La Libre Belgique was not really mistaken last week when it announced around 7:30 p.m. that “La Nupes, led by Jean-Luc Mélenchon, [était] credited with 25.7 to 25.8% of the vote, Together (the macronie cartel) with 25% and the National Rally (of Marine Le Pen) with 18.5 to 19.3%”, with “behind: The Republicans and allies (from 11.6 to 14%), as well as Reconquest! (3.8 to 4%)”. She then quoted “national projections made [dimanche] by several reputable polling institutes in France”. In addition to the vagueness of such a source, the term “projections”, usually used to refer to the number of seats for each political formation, could be subject to caution. Another term which must immediately arouse your suspicion if it is used this evening for the second round of the legislative elections: the pollsters assure that they do not (or no longer) conduct “exit polls” on election days. Libre Belgique and RTBF, but during the presidential election this time.
Exit polls, based on statements and therefore subject to bias, have been outdated for several years. But the pollsters are still the producers of estimates unveiled by the television channels at 8 p.m., when the leaden screed that weighs on the media all day is finally lifted. Estimates based not on a declarative survey, but on the first ballots counted.
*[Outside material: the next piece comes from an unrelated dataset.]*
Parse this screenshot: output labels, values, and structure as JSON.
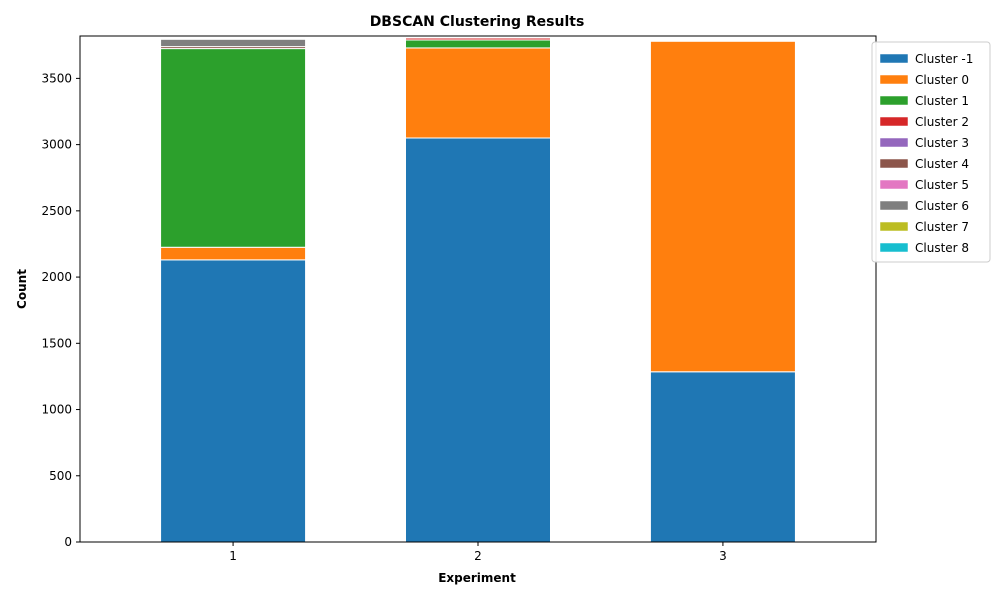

The Ifop institute thus explained to LCI during the last campaign that it had 260 representative polling stations among the 70,000 polling stations in France. The latter have been skilfully chosen according to the size of the municipality to which they belong and a consistent geographical distribution between large cities, medium-sized towns and rural areas, all in each department.
From 7 p.m. until 7:45 p.m., data does indeed exist and these are integrated over time into software that will process them algorithmically to extrapolate a national estimate of the result. The method is therefore not based on a poll or an “exit poll” as we still often read… including in the pages of La Libre Belgique.